(377a) A Digital Twin Model of Homogenizer Used in Continuous Injectables Manufacturing | AIChE

(377a) A Digital Twin Model of Homogenizer Used in Continuous Injectables Manufacturing

Authors 

Das, P. - Presenter, Rutgers University, USA
Singh, R., Rutgers, The State University of New Jer
Muzzio, F., Rutgers, The State University of New Jersey
Currently, the pharmaceutical industry is going through a paradigm shift from batch to advanced continuous manufacturing (CM) of liquid dosages form. The continuous manufacturing provides several advantages including low footprint [1], better process control and safety [2], improved product quality [3], easier adaptation, lesser manufacturing and operating cost, and easier scale-up/number-up. However, the development, and adaptation of the continuous manufacturing of the liquid dosages forms is still a challenging task because of different levels of complexities. Therefore, systematic methods and digital tools are needed to support the quick development, adaptation, optimization, and control of the continuous manufacturing of the injectable liquid dosages forms.

Continuous homogenizer plays a very important role in the continuous manufacturing of liquid dosages forms. The products achieve better active ingredient dispersion after being processed through the homogenizer. This further helps to enhance the bioavailability and drug release profiles. Reducing the agglomerates &/or particles size and improving the uniformity in composition can also have a significant impact on the consumer appeal of the products, besides having other advantages. In this research, an advanced digital twin model of continuous homogenizer has been developed. This model describes the particle size reduction within the homogenizer which results in the generation of fines.
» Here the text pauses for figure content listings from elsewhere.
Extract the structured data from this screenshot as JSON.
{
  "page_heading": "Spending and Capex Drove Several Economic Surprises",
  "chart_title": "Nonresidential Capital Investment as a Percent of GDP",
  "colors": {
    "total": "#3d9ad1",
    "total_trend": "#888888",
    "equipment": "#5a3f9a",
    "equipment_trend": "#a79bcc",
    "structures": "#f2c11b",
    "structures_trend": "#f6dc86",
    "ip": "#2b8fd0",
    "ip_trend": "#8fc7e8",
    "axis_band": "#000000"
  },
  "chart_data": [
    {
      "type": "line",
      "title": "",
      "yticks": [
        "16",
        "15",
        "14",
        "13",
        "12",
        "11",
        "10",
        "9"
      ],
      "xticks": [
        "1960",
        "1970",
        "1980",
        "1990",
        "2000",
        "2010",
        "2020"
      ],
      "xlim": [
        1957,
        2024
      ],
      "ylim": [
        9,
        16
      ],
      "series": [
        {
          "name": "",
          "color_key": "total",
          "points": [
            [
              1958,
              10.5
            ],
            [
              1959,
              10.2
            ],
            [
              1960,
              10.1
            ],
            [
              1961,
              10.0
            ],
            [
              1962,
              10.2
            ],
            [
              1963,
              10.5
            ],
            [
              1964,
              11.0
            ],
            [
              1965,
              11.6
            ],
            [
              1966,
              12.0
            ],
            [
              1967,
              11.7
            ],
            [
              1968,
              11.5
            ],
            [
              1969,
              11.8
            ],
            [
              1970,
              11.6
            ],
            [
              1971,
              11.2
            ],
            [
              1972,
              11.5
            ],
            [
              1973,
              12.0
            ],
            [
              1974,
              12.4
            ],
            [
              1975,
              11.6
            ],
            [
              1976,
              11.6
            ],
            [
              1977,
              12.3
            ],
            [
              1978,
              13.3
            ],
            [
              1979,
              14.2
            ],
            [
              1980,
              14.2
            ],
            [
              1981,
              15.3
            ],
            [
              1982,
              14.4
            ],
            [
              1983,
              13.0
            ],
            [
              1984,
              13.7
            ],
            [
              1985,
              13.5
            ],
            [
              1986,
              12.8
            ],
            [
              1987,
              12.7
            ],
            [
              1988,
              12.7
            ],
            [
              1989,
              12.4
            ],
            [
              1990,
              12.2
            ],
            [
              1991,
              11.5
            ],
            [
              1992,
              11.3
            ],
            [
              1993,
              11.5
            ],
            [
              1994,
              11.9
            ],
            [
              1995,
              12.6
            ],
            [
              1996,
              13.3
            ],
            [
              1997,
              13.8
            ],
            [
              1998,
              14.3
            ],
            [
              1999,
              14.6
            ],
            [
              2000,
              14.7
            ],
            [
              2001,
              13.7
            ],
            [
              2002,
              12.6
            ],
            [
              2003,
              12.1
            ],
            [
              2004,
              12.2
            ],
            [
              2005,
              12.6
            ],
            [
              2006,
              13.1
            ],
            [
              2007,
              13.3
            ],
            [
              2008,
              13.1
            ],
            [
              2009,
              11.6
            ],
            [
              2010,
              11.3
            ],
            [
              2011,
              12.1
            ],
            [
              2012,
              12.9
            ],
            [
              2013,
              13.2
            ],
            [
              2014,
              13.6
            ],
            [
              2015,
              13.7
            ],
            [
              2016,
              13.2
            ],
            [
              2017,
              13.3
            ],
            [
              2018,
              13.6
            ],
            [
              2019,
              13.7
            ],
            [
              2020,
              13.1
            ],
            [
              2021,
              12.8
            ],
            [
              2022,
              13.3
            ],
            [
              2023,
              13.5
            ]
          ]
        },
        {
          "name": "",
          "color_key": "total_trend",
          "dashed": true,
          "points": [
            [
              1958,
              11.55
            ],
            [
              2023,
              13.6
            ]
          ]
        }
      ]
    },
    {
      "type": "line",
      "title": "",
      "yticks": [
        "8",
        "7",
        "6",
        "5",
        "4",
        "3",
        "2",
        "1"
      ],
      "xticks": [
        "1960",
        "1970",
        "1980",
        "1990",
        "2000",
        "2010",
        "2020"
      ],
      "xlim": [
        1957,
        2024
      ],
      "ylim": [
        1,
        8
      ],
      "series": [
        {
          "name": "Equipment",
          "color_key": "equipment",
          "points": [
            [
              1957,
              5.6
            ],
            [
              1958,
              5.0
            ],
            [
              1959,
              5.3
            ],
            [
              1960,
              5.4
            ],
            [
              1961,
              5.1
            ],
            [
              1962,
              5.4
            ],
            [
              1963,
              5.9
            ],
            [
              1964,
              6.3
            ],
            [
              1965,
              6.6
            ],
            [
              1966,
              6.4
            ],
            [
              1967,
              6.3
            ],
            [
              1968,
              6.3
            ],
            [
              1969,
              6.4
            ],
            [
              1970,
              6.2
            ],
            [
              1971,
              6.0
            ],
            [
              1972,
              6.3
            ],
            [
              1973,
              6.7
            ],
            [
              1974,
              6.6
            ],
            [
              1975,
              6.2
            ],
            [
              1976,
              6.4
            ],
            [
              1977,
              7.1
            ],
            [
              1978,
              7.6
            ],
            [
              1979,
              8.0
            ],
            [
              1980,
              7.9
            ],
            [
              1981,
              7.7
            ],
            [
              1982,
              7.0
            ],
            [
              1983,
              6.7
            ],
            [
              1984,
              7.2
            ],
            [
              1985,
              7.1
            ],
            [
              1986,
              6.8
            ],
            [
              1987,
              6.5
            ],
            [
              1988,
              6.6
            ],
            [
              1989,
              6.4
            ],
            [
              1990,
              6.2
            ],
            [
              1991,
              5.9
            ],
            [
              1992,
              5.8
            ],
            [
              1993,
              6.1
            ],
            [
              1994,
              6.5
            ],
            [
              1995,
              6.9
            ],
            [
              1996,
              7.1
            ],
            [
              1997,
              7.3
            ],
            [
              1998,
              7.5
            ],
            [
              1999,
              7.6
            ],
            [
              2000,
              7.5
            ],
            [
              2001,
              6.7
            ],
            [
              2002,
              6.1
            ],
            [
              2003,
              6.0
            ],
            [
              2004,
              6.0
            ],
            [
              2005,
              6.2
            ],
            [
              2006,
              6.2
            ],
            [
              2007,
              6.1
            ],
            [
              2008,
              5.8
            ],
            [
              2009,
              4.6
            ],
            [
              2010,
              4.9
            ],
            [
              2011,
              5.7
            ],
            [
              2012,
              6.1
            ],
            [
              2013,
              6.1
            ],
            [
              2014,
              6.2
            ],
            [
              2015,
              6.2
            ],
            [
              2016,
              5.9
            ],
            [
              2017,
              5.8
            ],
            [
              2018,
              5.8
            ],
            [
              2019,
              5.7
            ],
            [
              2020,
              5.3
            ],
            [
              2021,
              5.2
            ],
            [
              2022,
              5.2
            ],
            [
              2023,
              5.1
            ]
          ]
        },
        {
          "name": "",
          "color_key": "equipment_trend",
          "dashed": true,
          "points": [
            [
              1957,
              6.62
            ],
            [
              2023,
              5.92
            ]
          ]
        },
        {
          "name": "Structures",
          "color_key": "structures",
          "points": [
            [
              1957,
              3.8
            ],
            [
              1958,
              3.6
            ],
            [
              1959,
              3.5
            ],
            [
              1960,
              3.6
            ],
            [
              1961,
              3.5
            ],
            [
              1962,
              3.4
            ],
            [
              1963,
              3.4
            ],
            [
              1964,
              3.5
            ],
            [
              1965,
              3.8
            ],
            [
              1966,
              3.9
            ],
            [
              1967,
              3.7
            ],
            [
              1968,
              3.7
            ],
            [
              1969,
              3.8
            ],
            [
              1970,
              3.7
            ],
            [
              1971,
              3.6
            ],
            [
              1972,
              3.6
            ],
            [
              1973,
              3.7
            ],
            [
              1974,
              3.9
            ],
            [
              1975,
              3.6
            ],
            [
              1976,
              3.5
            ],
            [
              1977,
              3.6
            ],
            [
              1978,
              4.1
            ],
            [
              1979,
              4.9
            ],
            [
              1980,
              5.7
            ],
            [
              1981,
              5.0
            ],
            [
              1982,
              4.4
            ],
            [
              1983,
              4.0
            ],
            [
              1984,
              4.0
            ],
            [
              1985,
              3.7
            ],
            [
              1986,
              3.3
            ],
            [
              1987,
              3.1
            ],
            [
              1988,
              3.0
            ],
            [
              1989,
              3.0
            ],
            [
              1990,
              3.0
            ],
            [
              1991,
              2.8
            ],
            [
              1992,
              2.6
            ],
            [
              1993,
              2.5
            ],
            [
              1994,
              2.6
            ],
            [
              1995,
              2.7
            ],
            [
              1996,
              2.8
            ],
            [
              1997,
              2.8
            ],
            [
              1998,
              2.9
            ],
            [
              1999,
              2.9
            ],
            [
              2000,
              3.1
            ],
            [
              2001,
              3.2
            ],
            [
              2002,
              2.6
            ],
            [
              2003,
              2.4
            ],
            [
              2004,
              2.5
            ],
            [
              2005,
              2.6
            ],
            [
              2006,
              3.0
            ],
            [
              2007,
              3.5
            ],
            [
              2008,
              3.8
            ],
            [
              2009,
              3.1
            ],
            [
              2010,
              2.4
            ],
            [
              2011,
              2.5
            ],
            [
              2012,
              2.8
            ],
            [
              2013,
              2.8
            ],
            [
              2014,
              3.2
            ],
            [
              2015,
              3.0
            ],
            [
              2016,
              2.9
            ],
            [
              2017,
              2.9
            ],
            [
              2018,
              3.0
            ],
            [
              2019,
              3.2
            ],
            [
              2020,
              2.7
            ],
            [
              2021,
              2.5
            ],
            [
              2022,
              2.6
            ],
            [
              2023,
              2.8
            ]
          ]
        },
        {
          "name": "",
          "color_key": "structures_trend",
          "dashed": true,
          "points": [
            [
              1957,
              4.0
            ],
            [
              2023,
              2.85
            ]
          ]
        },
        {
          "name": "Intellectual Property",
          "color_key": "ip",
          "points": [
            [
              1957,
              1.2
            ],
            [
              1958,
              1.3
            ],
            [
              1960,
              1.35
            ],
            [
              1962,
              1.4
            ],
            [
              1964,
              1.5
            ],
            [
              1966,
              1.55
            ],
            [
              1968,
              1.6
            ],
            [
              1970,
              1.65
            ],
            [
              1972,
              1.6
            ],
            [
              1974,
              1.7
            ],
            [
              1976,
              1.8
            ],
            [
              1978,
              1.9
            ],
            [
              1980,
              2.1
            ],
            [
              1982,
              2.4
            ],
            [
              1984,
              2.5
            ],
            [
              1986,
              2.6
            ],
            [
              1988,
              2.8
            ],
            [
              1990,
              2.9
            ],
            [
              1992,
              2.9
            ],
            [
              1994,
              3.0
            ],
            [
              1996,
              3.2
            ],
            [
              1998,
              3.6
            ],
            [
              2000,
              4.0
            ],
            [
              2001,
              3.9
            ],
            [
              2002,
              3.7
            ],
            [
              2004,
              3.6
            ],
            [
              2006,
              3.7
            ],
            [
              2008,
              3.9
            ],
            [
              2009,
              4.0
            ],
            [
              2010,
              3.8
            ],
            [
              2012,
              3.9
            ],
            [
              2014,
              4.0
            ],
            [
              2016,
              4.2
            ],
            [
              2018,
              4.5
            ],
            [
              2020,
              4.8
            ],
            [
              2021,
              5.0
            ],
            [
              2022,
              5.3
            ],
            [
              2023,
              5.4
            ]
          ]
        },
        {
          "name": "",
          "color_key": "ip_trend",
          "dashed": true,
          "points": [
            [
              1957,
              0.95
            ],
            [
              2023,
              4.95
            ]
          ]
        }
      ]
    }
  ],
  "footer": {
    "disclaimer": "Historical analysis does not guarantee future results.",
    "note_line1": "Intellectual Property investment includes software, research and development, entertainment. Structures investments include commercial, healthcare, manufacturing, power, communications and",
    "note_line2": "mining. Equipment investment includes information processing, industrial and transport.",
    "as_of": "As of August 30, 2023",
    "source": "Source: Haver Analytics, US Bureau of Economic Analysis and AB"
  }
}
Mechanical forces such as shear, turbulence, impact, cavitation, and centrifugal action are the primary causes, leading to the subdivision of particles into very small sizes for further processing. The action of homogenization leads to better dispersion of the API, thereby resulting in more stable products. It provides a clear understanding of the flow structure and the flow field parameters inside the homogenizer which is essential for the design and optimization of this unit operation. Being highly adaptive, it enables digital design, optimization and control of the homogenizer. The model has been validated for homogenization of ingredients used in albuterol production.

The applications of the model have been demonstrated for scenario analysis, sensitivity analysis and to optimize the process. Since mixing and particle size reduction are the key processes in any continuous manufacturing line, this study is essential for enhancing the overall efficiency and effectiveness of the process and the product.

References

    1. Rogers, L., Jensen, K. (2019). Continuous manufacturing – the Green Chemistry promise? Royal Society of Chemistry, 21, 3481-3498.
    2. Mascia, S., Heider, P., Zhang, H., Lakerveld, R., Benyahia, B., Barton, P., Braatz, R., Cooney, C., Evans, J., Jamison, T., Jensen,K., Myerson, A., Trout, B. (2013). End-to-End Continuous Manufacturing of Pharmaceuticals: Integrated Synthesis, Purification, and Final Dosage Formation. Angewandte Chemie, 125, 12585-12589.
    3. May,S. (2017). Flow Chemistry, Continuous Processing, and Continuous Manufacturing: A Pharmaceutical Perspective. Journal of Flow Chemistry, 7, 3-4.

    Acknowledgements

    This work is supported by the US Food and Drug Administration (FDA) under contract number 75F40122C00122.